Yeah, absolutely! My parents actually asked when I was little if I wanted to go back to China for vacation. I was scared to do it for some unbeknownst reason and we never did. I wish we had, but that’s just how life ended up. I think it would be really hard to track down my family though. Most Chinese families are small, and don’t have many cousins or aunts and uncles. I was also left at a train station for an orphanage to pick me up. To track down parents or a sibling would be hard, but I would like to visit Wuhu for sure!
Do you plan to pay it forward? Adopt your own kids?
Yes, but I want to adopt no matter what. It’s an incredible thing to provide love and safety for a parent-less child. It’s probably my ultimate life goal to adopt!

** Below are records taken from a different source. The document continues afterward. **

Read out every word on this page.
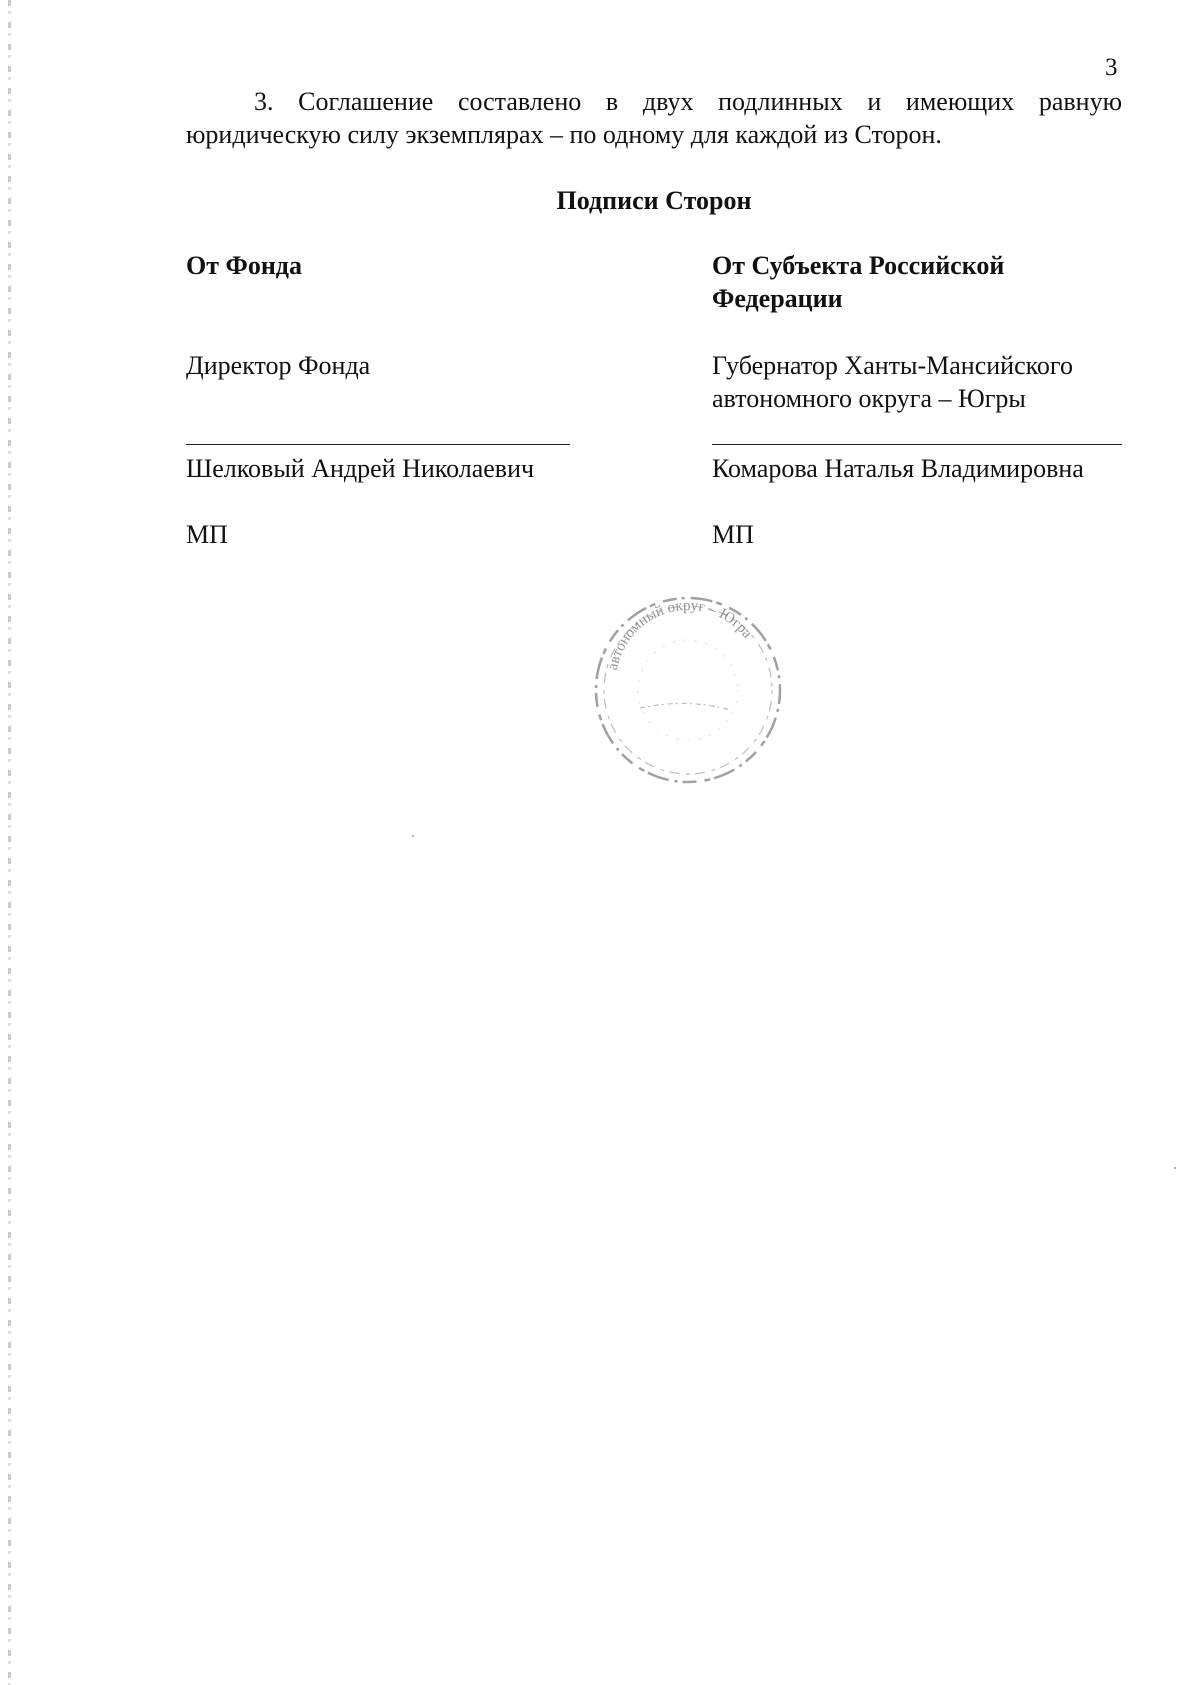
3
3. Соглашение составлено в двух подлинных и имеющих равную юридическую силу экземплярах – по одному для каждой из Сторон.
Подписи Сторон
От Фонда
Директор Фонда
Шелковый Андрей Николаевич
МП
От Субъекта Российской Федерации
Губернатор Ханты-Мансийского автономного округа – Югры
Комарова Наталья Владимировна
МП
автономный округ – Югра
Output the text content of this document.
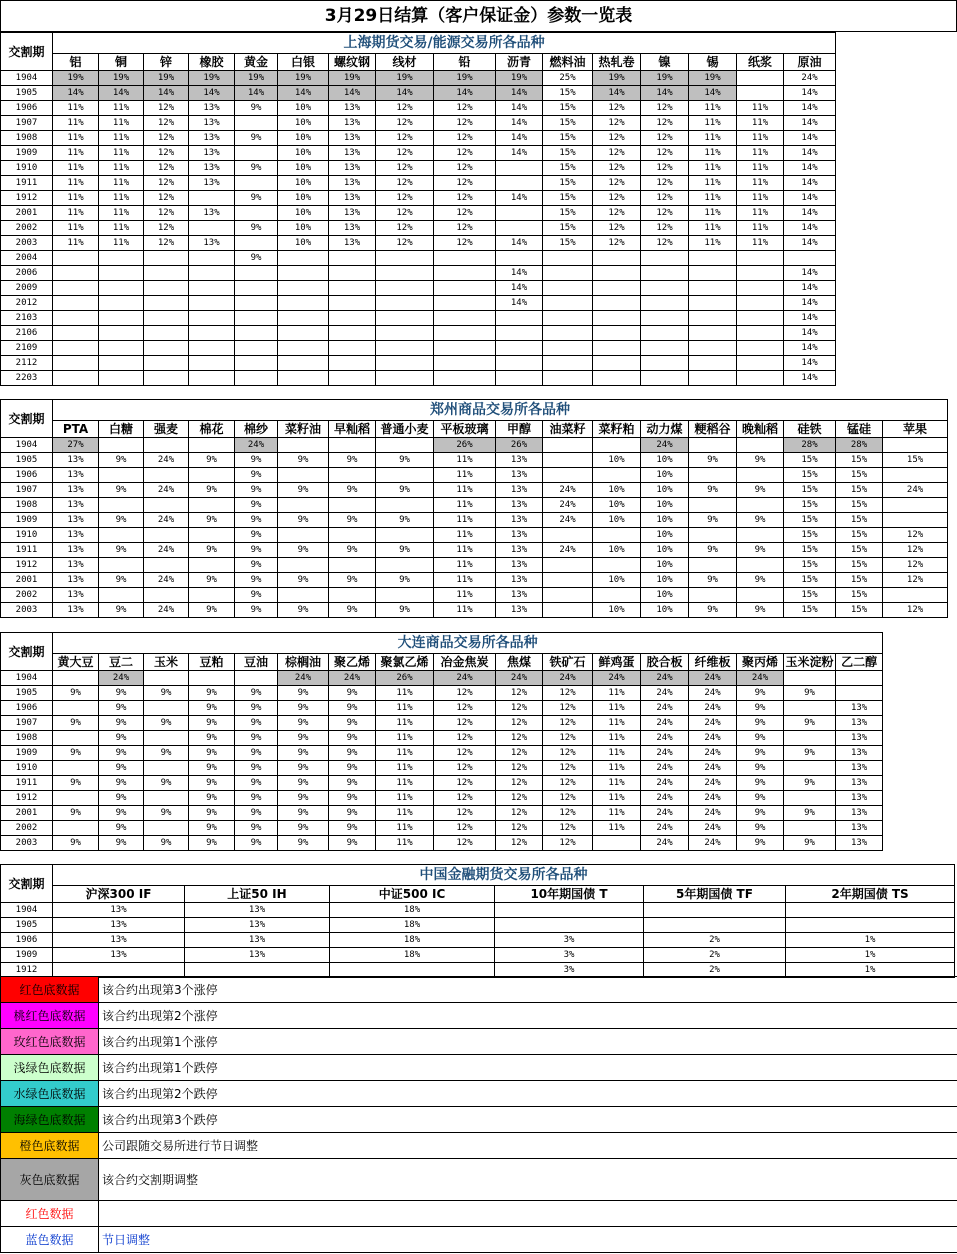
3月29日结算（客户保证金）参数一览表
交割期	上海期货交易/能源交易所各品种																
	铝	铜	锌	橡胶	黄金	白银	螺纹钢	线材	铅	沥青	燃料油	热轧卷	镍	锡	纸浆	原油	
1904	19%	19%	19%	19%	19%	19%	19%	19%	19%	19%	25%	19%	19%	19%		24%	
1905	14%	14%	14%	14%	14%	14%	14%	14%	14%	14%	15%	14%	14%	14%		14%	
1906	11%	11%	12%	13%	9%	10%	13%	12%	12%	14%	15%	12%	12%	11%	11%	14%	
1907	11%	11%	12%	13%		10%	13%	12%	12%	14%	15%	12%	12%	11%	11%	14%	
1908	11%	11%	12%	13%	9%	10%	13%	12%	12%	14%	15%	12%	12%	11%	11%	14%	
1909	11%	11%	12%	13%		10%	13%	12%	12%	14%	15%	12%	12%	11%	11%	14%	
1910	11%	11%	12%	13%	9%	10%	13%	12%	12%		15%	12%	12%	11%	11%	14%	
1911	11%	11%	12%	13%		10%	13%	12%	12%		15%	12%	12%	11%	11%	14%	
1912	11%	11%	12%		9%	10%	13%	12%	12%	14%	15%	12%	12%	11%	11%	14%	
2001	11%	11%	12%	13%		10%	13%	12%	12%		15%	12%	12%	11%	11%	14%	
2002	11%	11%	12%		9%	10%	13%	12%	12%		15%	12%	12%	11%	11%	14%	
2003	11%	11%	12%	13%		10%	13%	12%	12%	14%	15%	12%	12%	11%	11%	14%	
2004					9%												
2006										14%						14%	
2009										14%						14%	
2012										14%						14%	
2103																14%	
2106																14%	
2109																14%	
2112																14%	
2203																14%	
交割期	郑州商品交易所各品种																	
	PTA	白糖	强麦	棉花	棉纱	菜籽油	早籼稻	普通小麦	平板玻璃	甲醇	油菜籽	菜籽粕	动力煤	粳稻谷	晚籼稻	硅铁	锰硅	苹果
1904	27%				24%				26%	26%			24%			28%	28%	
1905	13%	9%	24%	9%	9%	9%	9%	9%	11%	13%		10%	10%	9%	9%	15%	15%	15%
1906	13%				9%				11%	13%			10%			15%	15%	
1907	13%	9%	24%	9%	9%	9%	9%	9%	11%	13%	24%	10%	10%	9%	9%	15%	15%	24%
1908	13%				9%				11%	13%	24%	10%	10%			15%	15%	
1909	13%	9%	24%	9%	9%	9%	9%	9%	11%	13%	24%	10%	10%	9%	9%	15%	15%	
1910	13%				9%				11%	13%			10%			15%	15%	12%
1911	13%	9%	24%	9%	9%	9%	9%	9%	11%	13%	24%	10%	10%	9%	9%	15%	15%	12%
1912	13%				9%				11%	13%			10%			15%	15%	12%
2001	13%	9%	24%	9%	9%	9%	9%	9%	11%	13%		10%	10%	9%	9%	15%	15%	12%
2002	13%				9%				11%	13%			10%			15%	15%	
2003	13%	9%	24%	9%	9%	9%	9%	9%	11%	13%		10%	10%	9%	9%	15%	15%	12%
交割期	大连商品交易所各品种																	
	黄大豆	豆二	玉米	豆粕	豆油	棕榈油	聚乙烯	聚氯乙烯	冶金焦炭	焦煤	铁矿石	鲜鸡蛋	胶合板	纤维板	聚丙烯	玉米淀粉	乙二醇	
1904		24%				24%	24%	26%	24%	24%	24%	24%	24%	24%	24%			
1905	9%	9%	9%	9%	9%	9%	9%	11%	12%	12%	12%	11%	24%	24%	9%	9%		
1906		9%		9%	9%	9%	9%	11%	12%	12%	12%	11%	24%	24%	9%		13%	
1907	9%	9%	9%	9%	9%	9%	9%	11%	12%	12%	12%	11%	24%	24%	9%	9%	13%	
1908		9%		9%	9%	9%	9%	11%	12%	12%	12%	11%	24%	24%	9%		13%	
1909	9%	9%	9%	9%	9%	9%	9%	11%	12%	12%	12%	11%	24%	24%	9%	9%	13%	
1910		9%		9%	9%	9%	9%	11%	12%	12%	12%	11%	24%	24%	9%		13%	
1911	9%	9%	9%	9%	9%	9%	9%	11%	12%	12%	12%	11%	24%	24%	9%	9%	13%	
1912		9%		9%	9%	9%	9%	11%	12%	12%	12%	11%	24%	24%	9%		13%	
2001	9%	9%	9%	9%	9%	9%	9%	11%	12%	12%	12%	11%	24%	24%	9%	9%	13%	
2002		9%		9%	9%	9%	9%	11%	12%	12%	12%	11%	24%	24%	9%		13%	
2003	9%	9%	9%	9%	9%	9%	9%	11%	12%	12%	12%		24%	24%	9%	9%	13%	
交割期	中国金融期货交易所各品种					
	沪深300 IF	上证50 IH	中证500 IC	10年期国债 T	5年期国债 TF	2年期国债 TS
1904	13%	13%	18%			
1905	13%	13%	18%			
1906	13%	13%	18%	3%	2%	1%
1909	13%	13%	18%	3%	2%	1%
1912				3%	2%	1%
红色底数据	该合约出现第3个涨停
桃红色底数据	该合约出现第2个涨停
玫红色底数据	该合约出现第1个涨停
浅绿色底数据	该合约出现第1个跌停
水绿色底数据	该合约出现第2个跌停
海绿色底数据	该合约出现第3个跌停
橙色底数据	公司跟随交易所进行节日调整
灰色底数据	该合约交割期调整
红色数据	
蓝色数据	节日调整
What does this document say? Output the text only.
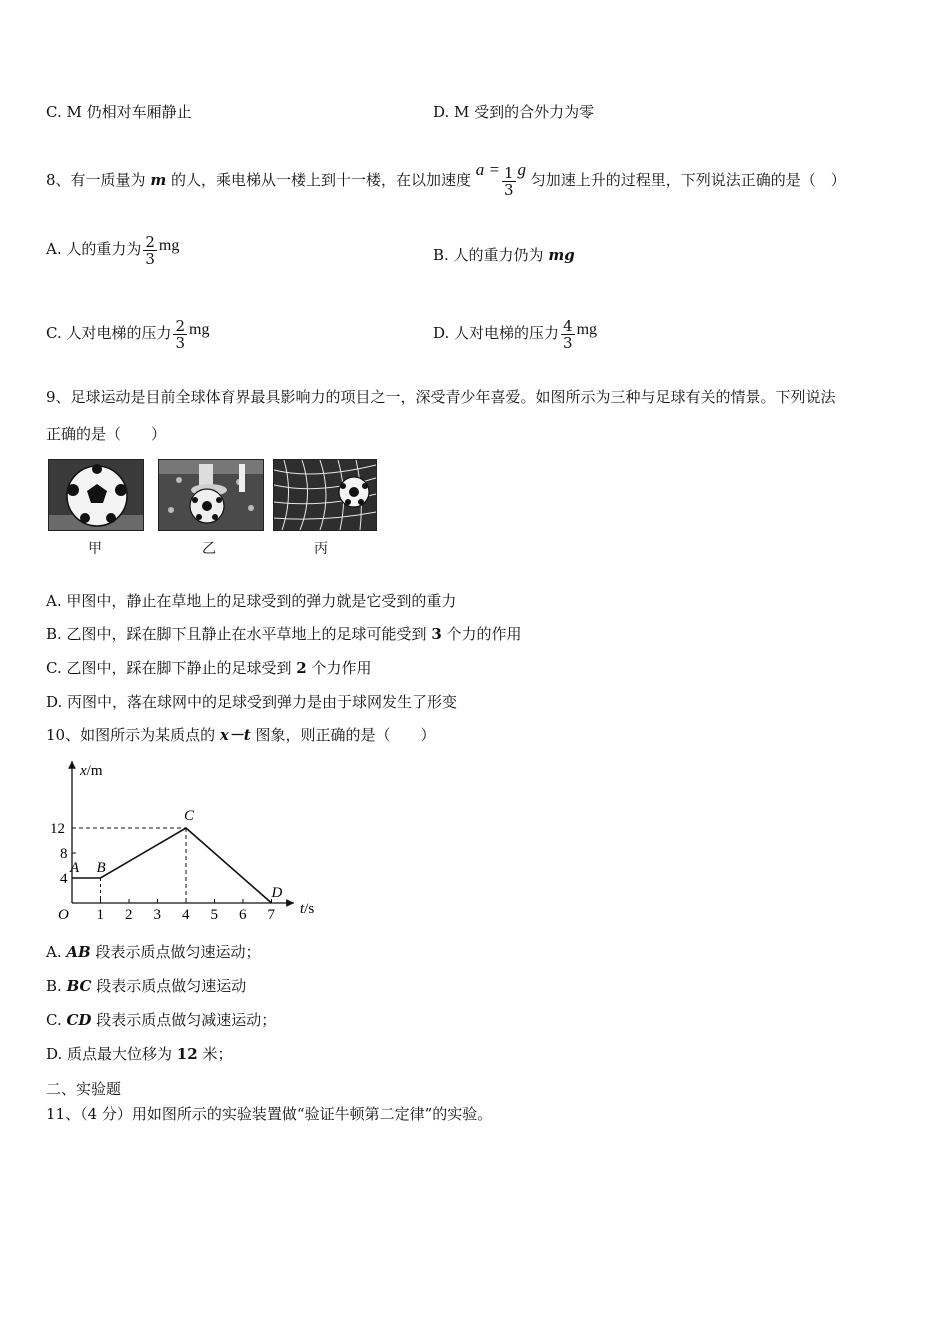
C. M 仍相对车厢静止	D. M 受到的合外力为零
8、有一质量为 m 的人，乘电梯从一楼上到十一楼，在以加速度 $a = \frac{1}{3}$ g 匀加速上升的过程里，下列说法正确的是（　）
A. 人的重力为 $\frac{2}{3}$ mg
B. 人的重力仍为 mg
C. 人对电梯的压力 $\frac{2}{3}$ mg	D. 人对电梯的压力 $\frac{4}{3}$ mg
9、足球运动是目前全球体育界最具影响力的项目之一，深受青少年喜爱。如图所示为三种与足球有关的情景。下列说法
正确的是（　　）
甲	乙	丙
A. 甲图中，静止在草地上的足球受到的弹力就是它受到的重力
B. 乙图中，踩在脚下且静止在水平草地上的足球可能受到 3 个力的作用
C. 乙图中，踩在脚下静止的足球受到 2 个力作用
D. 丙图中，落在球网中的足球受到弹力是由于球网发生了形变
10、如图所示为某质点的 x－t 图象，则正确的是（　　）
1 2 3 4 5 6 7
4
8
12
A B
C
D
x/m
t/s
O
A. AB 段表示质点做匀速运动；
B. BC 段表示质点做匀速运动
C. CD 段表示质点做匀减速运动；
D. 质点最大位移为 12 米；
二、实验题
11、（4 分）用如图所示的实验装置做“验证牛顿第二定律”的实验。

What have you learned about yourself that you would pass along to others with similar experiences?
Oh this a great question… I think if you’re adopted there’s two things I’ve learned: (1) ask a lot of questions, do research and (2) don’t let adoption definite your whole identity. I lost my mom in 2013 and there’s so many questions I wish I had asked, especially about that time in her life! Ask a lot of questions and record them in some shape or form. Memories and stories are precious. Don’t look back with regret! The second lesson is to not think so hard about being adopted. It’s your origin story, but it’s not your entire story. I’m a firm believer in “things happen for a reason” so live your life! Keep moving forward!